Venart took a step inside and peered round. ‘Excuse me asking,’ he said, ‘but just what are you doing? Last time I was in here, this was a cheese store.’
‘Well, now it’s an armour factory.’ Dousor wiped his forehead with the back of his gloved hand. ‘On account of I can’t get any cheese to sell, but I do have this stock of steel billets I got landed with twelve years ago for a bad debt, and suddenly everybody wants to buy armour. So,’ he added, ‘I’m going to make some. All right?’
‘I see,’ Venart replied. ‘I didn’t know you knew how to make armour.’
Dousor frowned. ‘I don’t,’ he said. ‘But soon I will. After all, it can’t be difficult, can it? You get the metal red hot, you bash it with a hammer till it’s thin, then you bash it some more till it’s the shape you want. And anyway,’ he added, ‘I bought a book. If you’ve got a book, you can learn anything.’
‘Well—’ Venart wasn’t quite sure what to say. It was a very big hammer, and Dousor was rather short-tempered. ‘That’s very enterprising of you, Posc, but do you think you could possibly do it somewhere else? Only I was up all night doing Council minutes, and—’
‘Where?’
‘Sorry?’
Dousor waggled the hammer impatiently. ‘Where do you suggest?’ he said. ‘Out in the street, maybe? Or perhaps I should sling out all my furniture, lug this bloody anvil indoors and turn my front room into a smithy. Well?’
Venart’s head wasn’t getting any better. ‘Look,’ he said, ‘I really don’t mind what you do so long as you keep the noise down a bit. I do have a lot of rather important—’

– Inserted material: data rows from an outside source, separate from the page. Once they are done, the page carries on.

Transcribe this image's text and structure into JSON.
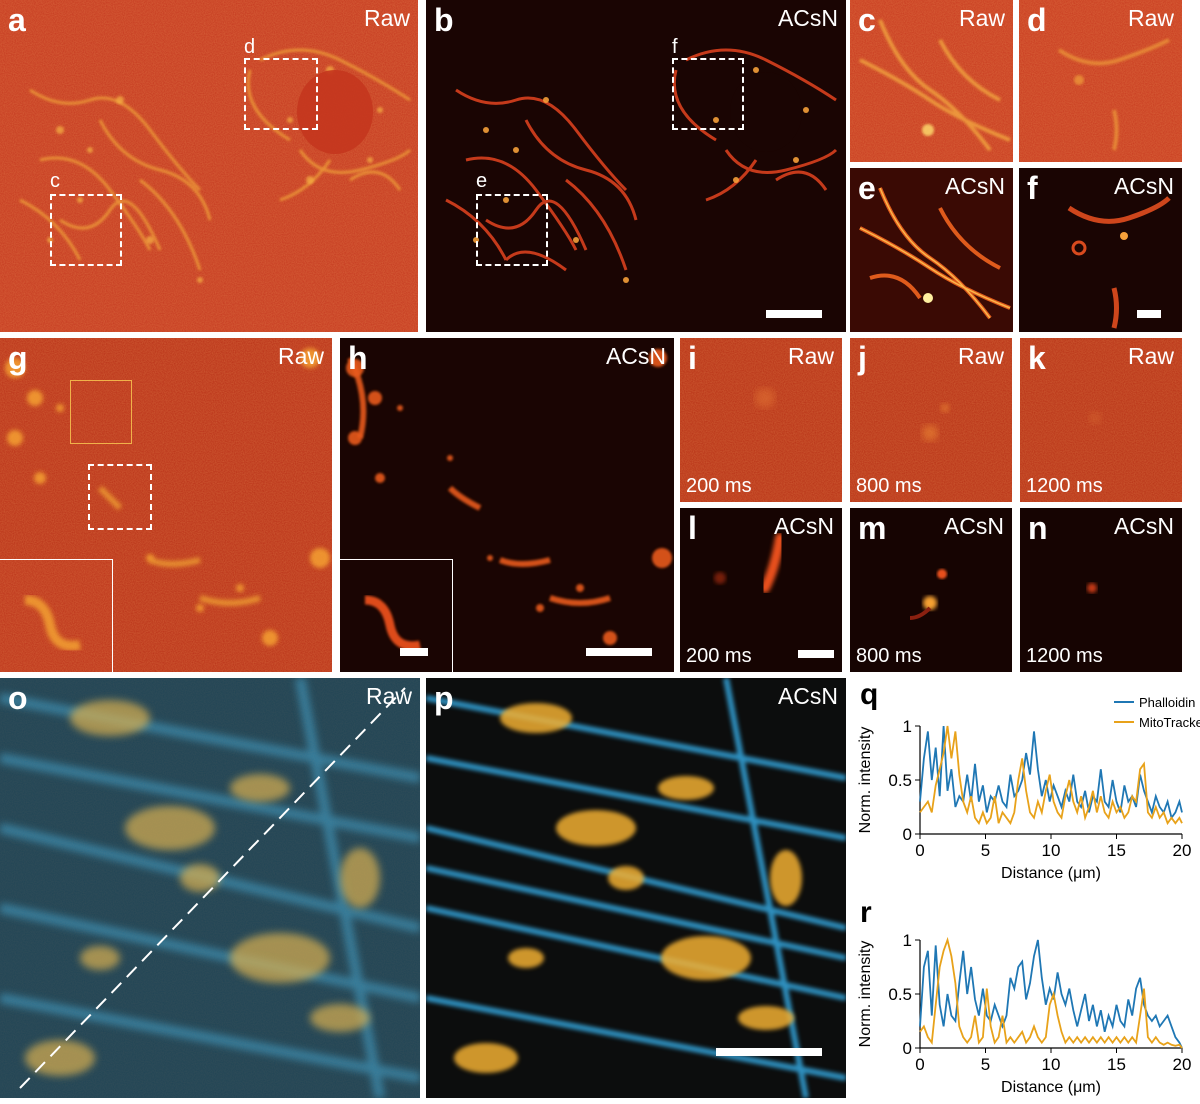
{
  "colors": {
    "raw_red": "#c8361c",
    "acsn_dark": "#1a0503",
    "structure_orange": "#f0a030",
    "phalloidin_blue": "#1f77b4",
    "mitotracker_yellow": "#e8a21a",
    "dual_blue": "#3aa6d8",
    "dual_yellow": "#f0b33a"
  },
  "panels": {
    "a": {
      "letter": "a",
      "tag": "Raw",
      "boxes": [
        "d",
        "c"
      ]
    },
    "b": {
      "letter": "b",
      "tag": "ACsN",
      "boxes": [
        "f",
        "e"
      ]
    },
    "c": {
      "letter": "c",
      "tag": "Raw"
    },
    "d": {
      "letter": "d",
      "tag": "Raw"
    },
    "e": {
      "letter": "e",
      "tag": "ACsN"
    },
    "f": {
      "letter": "f",
      "tag": "ACsN"
    },
    "g": {
      "letter": "g",
      "tag": "Raw"
    },
    "h": {
      "letter": "h",
      "tag": "ACsN"
    },
    "i": {
      "letter": "i",
      "tag": "Raw",
      "time": "200 ms"
    },
    "j": {
      "letter": "j",
      "tag": "Raw",
      "time": "800 ms"
    },
    "k": {
      "letter": "k",
      "tag": "Raw",
      "time": "1200 ms"
    },
    "l": {
      "letter": "l",
      "tag": "ACsN",
      "time": "200 ms"
    },
    "m": {
      "letter": "m",
      "tag": "ACsN",
      "time": "800 ms"
    },
    "n": {
      "letter": "n",
      "tag": "ACsN",
      "time": "1200 ms"
    },
    "o": {
      "letter": "o",
      "tag": "Raw"
    },
    "p": {
      "letter": "p",
      "tag": "ACsN"
    }
  },
  "chart_data": [
    {
      "letter": "q",
      "type": "line",
      "xlabel": "Distance (μm)",
      "ylabel": "Norm. intensity",
      "xlim": [
        0,
        20
      ],
      "ylim": [
        0,
        1
      ],
      "xticks": [
        "0",
        "5",
        "10",
        "15",
        "20"
      ],
      "yticks": [
        "0",
        "0.5",
        "1"
      ],
      "legend_position": "top-right",
      "series": [
        {
          "name": "Phalloidin",
          "color": "#1f77b4",
          "x": [
            0,
            0.3,
            0.6,
            0.9,
            1.2,
            1.5,
            1.8,
            2.1,
            2.4,
            2.7,
            3,
            3.3,
            3.6,
            3.9,
            4.2,
            4.5,
            4.8,
            5.1,
            5.4,
            5.7,
            6,
            6.3,
            6.6,
            6.9,
            7.2,
            7.5,
            7.8,
            8.1,
            8.4,
            8.7,
            9,
            9.3,
            9.6,
            9.9,
            10.2,
            10.5,
            10.8,
            11.1,
            11.4,
            11.7,
            12,
            12.3,
            12.6,
            12.9,
            13.2,
            13.5,
            13.8,
            14.1,
            14.4,
            14.7,
            15,
            15.3,
            15.6,
            15.9,
            16.2,
            16.5,
            16.8,
            17.1,
            17.4,
            17.7,
            18,
            18.3,
            18.6,
            18.9,
            19.2,
            19.5,
            19.8,
            20
          ],
          "y": [
            0.3,
            0.7,
            0.95,
            0.5,
            0.8,
            0.35,
            1.0,
            0.4,
            0.6,
            0.25,
            0.35,
            0.3,
            0.55,
            0.3,
            0.65,
            0.3,
            0.45,
            0.2,
            0.35,
            0.3,
            0.45,
            0.3,
            0.25,
            0.55,
            0.35,
            0.4,
            0.5,
            0.75,
            0.55,
            0.95,
            0.6,
            0.35,
            0.5,
            0.3,
            0.45,
            0.35,
            0.25,
            0.4,
            0.3,
            0.55,
            0.3,
            0.25,
            0.4,
            0.2,
            0.35,
            0.3,
            0.6,
            0.3,
            0.25,
            0.5,
            0.3,
            0.2,
            0.45,
            0.3,
            0.35,
            0.25,
            0.55,
            0.4,
            0.3,
            0.2,
            0.35,
            0.25,
            0.2,
            0.3,
            0.15,
            0.2,
            0.3,
            0.2
          ]
        },
        {
          "name": "MitoTracker",
          "color": "#e8a21a",
          "x": [
            0,
            0.3,
            0.6,
            0.9,
            1.2,
            1.5,
            1.8,
            2.1,
            2.4,
            2.7,
            3,
            3.3,
            3.6,
            3.9,
            4.2,
            4.5,
            4.8,
            5.1,
            5.4,
            5.7,
            6,
            6.3,
            6.6,
            6.9,
            7.2,
            7.5,
            7.8,
            8.1,
            8.4,
            8.7,
            9,
            9.3,
            9.6,
            9.9,
            10.2,
            10.5,
            10.8,
            11.1,
            11.4,
            11.7,
            12,
            12.3,
            12.6,
            12.9,
            13.2,
            13.5,
            13.8,
            14.1,
            14.4,
            14.7,
            15,
            15.3,
            15.6,
            15.9,
            16.2,
            16.5,
            16.8,
            17.1,
            17.4,
            17.7,
            18,
            18.3,
            18.6,
            18.9,
            19.2,
            19.5,
            19.8,
            20
          ],
          "y": [
            0.2,
            0.25,
            0.3,
            0.2,
            0.45,
            0.6,
            0.75,
            1.0,
            0.7,
            0.95,
            0.55,
            0.3,
            0.2,
            0.35,
            0.15,
            0.1,
            0.2,
            0.1,
            0.15,
            0.35,
            0.1,
            0.2,
            0.15,
            0.1,
            0.2,
            0.5,
            0.7,
            0.4,
            0.2,
            0.15,
            0.3,
            0.2,
            0.4,
            0.55,
            0.3,
            0.2,
            0.15,
            0.35,
            0.5,
            0.3,
            0.2,
            0.35,
            0.15,
            0.25,
            0.4,
            0.2,
            0.35,
            0.2,
            0.15,
            0.3,
            0.2,
            0.25,
            0.15,
            0.2,
            0.35,
            0.3,
            0.6,
            0.65,
            0.2,
            0.15,
            0.25,
            0.15,
            0.2,
            0.1,
            0.15,
            0.1,
            0.15,
            0.1
          ]
        }
      ]
    },
    {
      "letter": "r",
      "type": "line",
      "xlabel": "Distance (μm)",
      "ylabel": "Norm. intensity",
      "xlim": [
        0,
        20
      ],
      "ylim": [
        0,
        1
      ],
      "xticks": [
        "0",
        "5",
        "10",
        "15",
        "20"
      ],
      "yticks": [
        "0",
        "0.5",
        "1"
      ],
      "series": [
        {
          "name": "Phalloidin",
          "color": "#1f77b4",
          "x": [
            0,
            0.3,
            0.6,
            0.9,
            1.2,
            1.5,
            1.8,
            2.1,
            2.4,
            2.7,
            3,
            3.3,
            3.6,
            3.9,
            4.2,
            4.5,
            4.8,
            5.1,
            5.4,
            5.7,
            6,
            6.3,
            6.6,
            6.9,
            7.2,
            7.5,
            7.8,
            8.1,
            8.4,
            8.7,
            9,
            9.3,
            9.6,
            9.9,
            10.2,
            10.5,
            10.8,
            11.1,
            11.4,
            11.7,
            12,
            12.3,
            12.6,
            12.9,
            13.2,
            13.5,
            13.8,
            14.1,
            14.4,
            14.7,
            15,
            15.3,
            15.6,
            15.9,
            16.2,
            16.5,
            16.8,
            17.1,
            17.4,
            17.7,
            18,
            18.3,
            18.6,
            18.9,
            19.2,
            19.5,
            19.8,
            20
          ],
          "y": [
            0.2,
            0.75,
            0.9,
            0.3,
            0.95,
            0.4,
            0.2,
            0.5,
            0.3,
            0.25,
            0.6,
            0.9,
            0.5,
            0.75,
            0.45,
            0.3,
            0.55,
            0.3,
            0.25,
            0.4,
            0.3,
            0.2,
            0.3,
            0.65,
            0.55,
            0.75,
            0.8,
            0.45,
            0.6,
            0.85,
            1.0,
            0.65,
            0.4,
            0.55,
            0.45,
            0.7,
            0.5,
            0.4,
            0.55,
            0.35,
            0.2,
            0.35,
            0.5,
            0.25,
            0.4,
            0.2,
            0.35,
            0.15,
            0.3,
            0.2,
            0.4,
            0.25,
            0.2,
            0.45,
            0.3,
            0.55,
            0.65,
            0.4,
            0.3,
            0.25,
            0.3,
            0.2,
            0.25,
            0.3,
            0.2,
            0.1,
            0.05,
            0.0
          ]
        },
        {
          "name": "MitoTracker",
          "color": "#e8a21a",
          "x": [
            0,
            0.3,
            0.6,
            0.9,
            1.2,
            1.5,
            1.8,
            2.1,
            2.4,
            2.7,
            3,
            3.3,
            3.6,
            3.9,
            4.2,
            4.5,
            4.8,
            5.1,
            5.4,
            5.7,
            6,
            6.3,
            6.6,
            6.9,
            7.2,
            7.5,
            7.8,
            8.1,
            8.4,
            8.7,
            9,
            9.3,
            9.6,
            9.9,
            10.2,
            10.5,
            10.8,
            11.1,
            11.4,
            11.7,
            12,
            12.3,
            12.6,
            12.9,
            13.2,
            13.5,
            13.8,
            14.1,
            14.4,
            14.7,
            15,
            15.3,
            15.6,
            15.9,
            16.2,
            16.5,
            16.8,
            17.1,
            17.4,
            17.7,
            18,
            18.3,
            18.6,
            18.9,
            19.2,
            19.5,
            19.8,
            20
          ],
          "y": [
            0.15,
            0.2,
            0.1,
            0.05,
            0.4,
            0.75,
            0.9,
            1.0,
            0.85,
            0.6,
            0.2,
            0.1,
            0.05,
            0.1,
            0.3,
            0.05,
            0.1,
            0.55,
            0.2,
            0.05,
            0.1,
            0.3,
            0.05,
            0.1,
            0.05,
            0.1,
            0.15,
            0.05,
            0.1,
            0.2,
            0.1,
            0.05,
            0.1,
            0.4,
            0.5,
            0.3,
            0.15,
            0.05,
            0.1,
            0.05,
            0.1,
            0.05,
            0.1,
            0.05,
            0.1,
            0.05,
            0.1,
            0.05,
            0.1,
            0.05,
            0.1,
            0.05,
            0.1,
            0.05,
            0.1,
            0.05,
            0.3,
            0.55,
            0.1,
            0.05,
            0.1,
            0.05,
            0.03,
            0.05,
            0.03,
            0.02,
            0.03,
            0.0
          ]
        }
      ]
    }
  ]
}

‘Keep the noise down a bit,’ Dousor repeated. ‘You mean, bash a bit more gently? Just sort of
pat
the bloody great iron bars into flat sheets? Don’t be a prawn, Ven. Besides, you ought to be grateful.’
‘Sorry?’
‘War effort,’ Dousor said. ‘Munitions. Doing my bit for freedom and our unique cultural heritage. Doesn’t look particularly brilliant, does it, the First Citizen obstructing the war effort because of some trifling personal inconvenience?’
Venart thought for a moment. ‘Listen,’ he said. ‘What if I were to find you a nice workshop you could use - down on the Drutz, say, in one of the old bonded warehouses? You could bash away to your heart’s content down there and I don’t suppose anybody’d even notice.’
Dousor frowned. ‘What, and pay you buggers rent when I’ve got a perfectly good shop of my own? Do I look like I’m stupid?’
‘All right then, rent-free. Come on, Posc, it’s driving Triz up the wall.’
Dousor shook his head. ‘I can’t help that,’ he said. ‘It’s taken me days to lick this place into shape, put in all these fixtures and stuff. And now you want me to rip them all out again, hump all this heavy gear halfway across the Island—’
‘’I’ll send someone to help you,’ Venart sighed. ‘At my expense, naturally,’ he added.
‘But there’s still inconvenience,’ Dousor persisted. ‘Time lost travelling to and fro, haulage charges—’
‘How much?’
‘What was that?’
‘How much do you want me to pay you,’ Venart said slowly, ‘to move all your gear over to the Drutz and leave us in peace? That’s what you’re getting at, isn’t it?’
Dousor’s brow furrowed. ‘That’s actually a rather offensive thing to say, Ven,’ he replied. ‘We’ve been neighbours for years, since your father was alive. Actually, I always thought we were friends. But now you’re First Citizen, of course, you think you can come barging in here giving orders—’
‘Twenty-five? Fifty?’
Dousor laughed. ‘Do me a favour,’ he said. ‘There’s also lost production time to consider. This window of opportunity isn’t going to last for ever, you know. Pretty soon this soldiering craze is going to wear off, and if I don’t get up and running pretty damn quick, I’m going to look round and see I’ve missed the boat. And now you’re telling me to drop everything—’
‘A hundred and seventy-five.’
‘No way,’ Dousor said. ‘No way I’m even going to consider it for less than three-two-five.’
‘Three-two-five? You must be—’
By way of replying, Dousor picked up the hammer and started laying into the bloom of iron on the anvil; it had long since gone cold, but he didn’t seem to have noticed that. Before Venart had a chance to make himself heard again over the noise, his sister pushed past him, swept into the shop and grabbed Dousor by the wrist.